Daddy got out of the car with his ax handle and started walking toward Mr. Nation. Mama was hanging on his arm, but he pulled free. He walked right past Mrs. Nation, who paused and looked up in surprise.

Mr. Nation and his boys spotted Daddy coming, and Mr. Nation slowly rose from his chair. “What the hell you doin’ with that ax handle?” he asked.

Daddy didn’t answer, but the next moment what he was doing with that ax handle became clear. It whistled through the hot morning air like a flaming arrow and caught Mr. Nation alongside the head about where the jaw meets the ear, and the sound it made was, to put it mildly, akin to a rifle shot.

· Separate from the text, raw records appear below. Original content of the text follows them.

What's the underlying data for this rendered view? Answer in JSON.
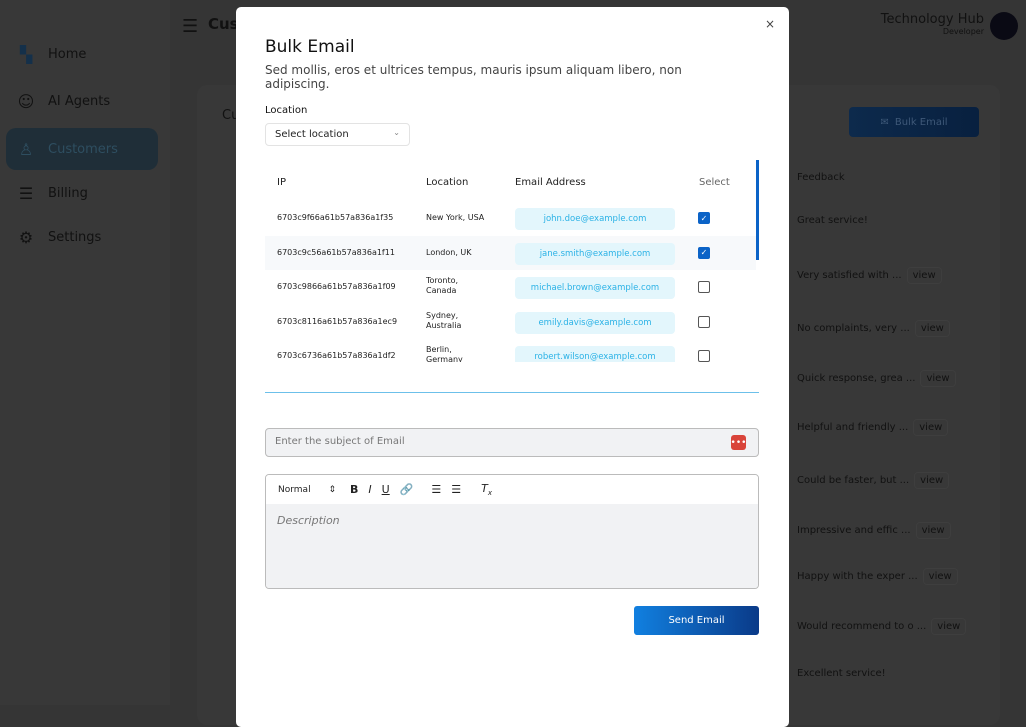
{
  "sidebar": {
    "items": [
      {
        "label": "Home",
        "icon": "home-grid-icon"
      },
      {
        "label": "AI Agents",
        "icon": "robot-icon"
      },
      {
        "label": "Customers",
        "icon": "user-icon",
        "active": true
      },
      {
        "label": "Billing",
        "icon": "receipt-icon"
      },
      {
        "label": "Settings",
        "icon": "gear-icon"
      }
    ]
  },
  "header": {
    "title": "Customers",
    "user_name": "Technology Hub",
    "user_role": "Developer"
  },
  "card": {
    "title": "Customers",
    "bulk_email": "Bulk Email",
    "feedback_header": "Feedback",
    "view_label": "view",
    "feedback": [
      {
        "text": "Great service!",
        "view": false
      },
      {
        "text": "Very satisfied with ...",
        "view": true
      },
      {
        "text": "No complaints, very ...",
        "view": true
      },
      {
        "text": "Quick response, grea ...",
        "view": true
      },
      {
        "text": "Helpful and friendly ...",
        "view": true
      },
      {
        "text": "Could be faster, but ...",
        "view": true
      },
      {
        "text": "Impressive and effic ...",
        "view": true
      },
      {
        "text": "Happy with the exper ...",
        "view": true
      },
      {
        "text": "Would recommend to o ...",
        "view": true
      },
      {
        "text": "Excellent service!",
        "view": false
      }
    ]
  },
  "modal": {
    "title": "Bulk Email",
    "subtitle": "Sed mollis, eros et ultrices tempus, mauris ipsum aliquam libero, non adipiscing.",
    "close": "×",
    "location_label": "Location",
    "location_placeholder": "Select location",
    "columns": [
      "IP",
      "Location",
      "Email Address",
      "Select"
    ],
    "rows": [
      {
        "ip": "6703c9f66a61b57a836a1f35",
        "location": "New York, USA",
        "email": "john.doe@example.com",
        "selected": true
      },
      {
        "ip": "6703c9c56a61b57a836a1f11",
        "location": "London, UK",
        "email": "jane.smith@example.com",
        "selected": true
      },
      {
        "ip": "6703c9866a61b57a836a1f09",
        "location": "Toronto, Canada",
        "email": "michael.brown@example.com",
        "selected": false
      },
      {
        "ip": "6703c8116a61b57a836a1ec9",
        "location": "Sydney, Australia",
        "email": "emily.davis@example.com",
        "selected": false
      },
      {
        "ip": "6703c6736a61b57a836a1df2",
        "location": "Berlin, Germany",
        "email": "robert.wilson@example.com",
        "selected": false
      }
    ],
    "subject_placeholder": "Enter the subject of Email",
    "format_select": "Normal",
    "description_placeholder": "Description",
    "send_label": "Send Email"
  },
  "colors": {
    "accent": "#0b63c7",
    "email_text": "#2bb2e6",
    "email_bg": "#e3f6fc"
  }
}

Mr. Nation went down like a windblown scarecrow, and Daddy stood over him swinging the ax handle, and Mr. Nation was yelling and putting up his arms in a pathetic way, and the two boys came at Daddy, and Daddy turned and swatted one of them down, and the other tackled him. Instinctively, I started kicking at that boy, and he came off Daddy and climbed me, but Daddy was up now, and the ax handle whistled, and that ole boy went out like a light and the other one, who was still conscious, started scuttling along the ground on all fours with a motion like a crippled centipede. He finally got upright and ran for the house.

Mr. Nation tried to get up several times, but every time he did that ax handle would cut the air, and down he’d go. Daddy whapped on Mr. Nation’s sides and back and legs until he was worn out, had to back off and lean on the somewhat splintered handle.

Nation, battered, ribs surely broken, lip busted, spitting teeth, looked at Daddy, but he didn’t try to get up. Daddy, when he got his wind back, said, “They found Maria Canerton down by the river. Dead. Cut the same way. You and your boys and that lynch mob didn’t do nothin’ but hang an innocent man.”

“You’re supposed to be the law?” Nation said.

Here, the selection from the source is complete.